Polish ultralight aircraft

The Aero-Service Panda is a Polish ultralight, designed and produced by Aero-Service Jacek Skopiński of Warsaw. The aircraft is supplied complete and ready-to-fly.

==Design and development==
The Panda was designed to comply with the Fédération Aéronautique Internationale microlight rules. It features a cantilever high-wing, a T-tail, a two-seats-in-side-by-side configuration enclosed cabin, fixed tricycle landing gear and a single engine in tractor configuration.

The aircraft is made from sheet aluminum, with some parts, such as the engine cowling and wing tips made from composites. Its 8.91 m span wing employs a modified NACA 633-618 airfoil, has an area of 10.6 m2 and flaps. The cabin width is 120 cm.

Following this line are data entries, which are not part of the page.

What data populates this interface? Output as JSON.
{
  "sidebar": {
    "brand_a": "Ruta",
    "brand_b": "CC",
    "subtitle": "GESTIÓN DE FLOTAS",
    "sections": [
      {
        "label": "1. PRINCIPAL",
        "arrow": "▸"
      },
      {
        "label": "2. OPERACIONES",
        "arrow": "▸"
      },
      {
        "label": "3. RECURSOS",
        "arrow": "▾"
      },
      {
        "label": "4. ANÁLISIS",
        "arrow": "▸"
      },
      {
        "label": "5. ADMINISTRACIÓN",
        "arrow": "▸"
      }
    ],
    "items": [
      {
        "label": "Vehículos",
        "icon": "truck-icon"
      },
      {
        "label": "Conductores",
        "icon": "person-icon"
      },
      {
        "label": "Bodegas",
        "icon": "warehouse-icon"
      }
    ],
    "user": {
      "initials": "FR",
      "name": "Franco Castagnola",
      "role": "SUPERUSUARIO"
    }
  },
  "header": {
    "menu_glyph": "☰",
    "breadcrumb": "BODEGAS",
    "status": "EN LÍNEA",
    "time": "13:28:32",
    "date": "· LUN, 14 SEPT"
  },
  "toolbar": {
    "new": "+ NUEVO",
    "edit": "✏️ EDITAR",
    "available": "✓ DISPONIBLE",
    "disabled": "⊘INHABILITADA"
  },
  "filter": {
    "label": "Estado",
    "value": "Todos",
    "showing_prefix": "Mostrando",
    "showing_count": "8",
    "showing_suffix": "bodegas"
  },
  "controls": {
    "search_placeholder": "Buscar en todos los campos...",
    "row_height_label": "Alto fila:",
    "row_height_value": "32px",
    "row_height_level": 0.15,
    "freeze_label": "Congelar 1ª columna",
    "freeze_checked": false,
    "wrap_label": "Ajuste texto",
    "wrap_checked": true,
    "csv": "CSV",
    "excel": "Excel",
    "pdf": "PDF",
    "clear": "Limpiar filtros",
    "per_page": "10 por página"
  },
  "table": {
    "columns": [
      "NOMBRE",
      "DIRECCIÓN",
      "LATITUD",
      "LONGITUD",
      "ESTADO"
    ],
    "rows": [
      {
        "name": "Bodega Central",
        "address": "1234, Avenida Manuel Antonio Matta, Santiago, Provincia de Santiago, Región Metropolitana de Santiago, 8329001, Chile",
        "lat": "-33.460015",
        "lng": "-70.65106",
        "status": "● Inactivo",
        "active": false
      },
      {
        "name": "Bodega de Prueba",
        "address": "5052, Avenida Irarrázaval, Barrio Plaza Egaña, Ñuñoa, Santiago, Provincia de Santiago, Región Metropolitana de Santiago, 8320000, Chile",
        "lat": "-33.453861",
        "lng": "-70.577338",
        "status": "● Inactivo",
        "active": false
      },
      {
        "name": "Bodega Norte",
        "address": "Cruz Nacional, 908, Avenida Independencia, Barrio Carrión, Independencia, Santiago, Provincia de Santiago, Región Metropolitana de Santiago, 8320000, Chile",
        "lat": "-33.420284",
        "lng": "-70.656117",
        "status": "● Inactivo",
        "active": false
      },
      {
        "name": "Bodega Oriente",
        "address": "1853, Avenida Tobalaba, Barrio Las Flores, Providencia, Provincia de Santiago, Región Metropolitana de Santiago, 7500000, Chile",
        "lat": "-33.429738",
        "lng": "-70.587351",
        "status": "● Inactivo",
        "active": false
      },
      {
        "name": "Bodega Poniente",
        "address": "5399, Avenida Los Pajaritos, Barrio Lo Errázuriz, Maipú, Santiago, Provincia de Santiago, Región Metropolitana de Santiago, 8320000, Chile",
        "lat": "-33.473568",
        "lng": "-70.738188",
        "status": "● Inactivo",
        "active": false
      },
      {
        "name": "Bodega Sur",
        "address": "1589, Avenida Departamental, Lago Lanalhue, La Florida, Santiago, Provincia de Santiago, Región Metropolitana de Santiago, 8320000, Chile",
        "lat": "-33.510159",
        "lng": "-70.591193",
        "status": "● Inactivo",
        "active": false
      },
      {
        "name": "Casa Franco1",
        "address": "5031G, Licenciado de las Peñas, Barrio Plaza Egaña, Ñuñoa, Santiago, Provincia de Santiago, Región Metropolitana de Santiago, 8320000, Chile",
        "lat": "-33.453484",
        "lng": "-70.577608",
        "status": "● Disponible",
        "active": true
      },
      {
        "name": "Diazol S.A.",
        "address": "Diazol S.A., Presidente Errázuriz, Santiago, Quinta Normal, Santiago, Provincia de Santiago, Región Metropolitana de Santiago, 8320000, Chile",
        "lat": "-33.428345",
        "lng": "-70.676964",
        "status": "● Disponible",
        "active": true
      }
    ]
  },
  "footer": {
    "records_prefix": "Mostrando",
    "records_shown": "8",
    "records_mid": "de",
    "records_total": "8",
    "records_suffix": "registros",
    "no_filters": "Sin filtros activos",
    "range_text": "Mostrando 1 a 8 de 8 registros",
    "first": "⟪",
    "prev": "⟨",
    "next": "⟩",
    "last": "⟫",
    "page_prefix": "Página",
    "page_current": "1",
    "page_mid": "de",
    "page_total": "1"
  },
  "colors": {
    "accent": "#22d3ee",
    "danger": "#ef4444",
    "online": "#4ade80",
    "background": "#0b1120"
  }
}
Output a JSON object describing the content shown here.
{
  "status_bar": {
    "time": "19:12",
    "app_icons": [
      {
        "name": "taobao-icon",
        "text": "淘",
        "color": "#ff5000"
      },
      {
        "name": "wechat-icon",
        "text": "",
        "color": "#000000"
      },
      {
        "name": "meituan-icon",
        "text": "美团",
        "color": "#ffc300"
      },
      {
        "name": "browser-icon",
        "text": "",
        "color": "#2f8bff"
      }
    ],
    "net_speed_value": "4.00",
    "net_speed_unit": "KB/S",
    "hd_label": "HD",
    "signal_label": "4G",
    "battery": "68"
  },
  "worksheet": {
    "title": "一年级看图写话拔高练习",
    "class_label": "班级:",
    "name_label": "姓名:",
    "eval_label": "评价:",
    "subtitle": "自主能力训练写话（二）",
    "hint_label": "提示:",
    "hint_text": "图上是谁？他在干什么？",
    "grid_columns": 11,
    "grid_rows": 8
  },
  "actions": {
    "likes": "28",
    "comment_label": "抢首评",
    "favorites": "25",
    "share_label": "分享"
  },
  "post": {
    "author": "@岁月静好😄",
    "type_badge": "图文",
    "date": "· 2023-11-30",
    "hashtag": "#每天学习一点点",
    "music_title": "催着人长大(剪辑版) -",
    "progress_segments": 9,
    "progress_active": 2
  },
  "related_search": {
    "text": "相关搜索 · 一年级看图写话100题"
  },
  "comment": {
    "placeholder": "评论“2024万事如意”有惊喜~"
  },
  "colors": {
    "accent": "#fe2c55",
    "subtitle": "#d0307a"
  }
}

The Panda prototype was first flown on 28 September 2011.

==Operational history==
Reviewer Marino Boric described the design in a 2015 review as possessing visibility that "is good in all directions because of very large glassed surfaces". He also noted that it is "sold at a reasonable price".

==Variants==
- Panda Standard
Base model powered by an 80 hp Rotax 912UL four-stroke powerplant.
- Panda Sport
Model powered by a 100 hp Rotax 912ULS four-stroke powerplant.
- Panda Exclusive
Model powered by a 100 hp Rotax 912ULS four-stroke powerplant plus with a Dynon glass cockpit and other options as standard.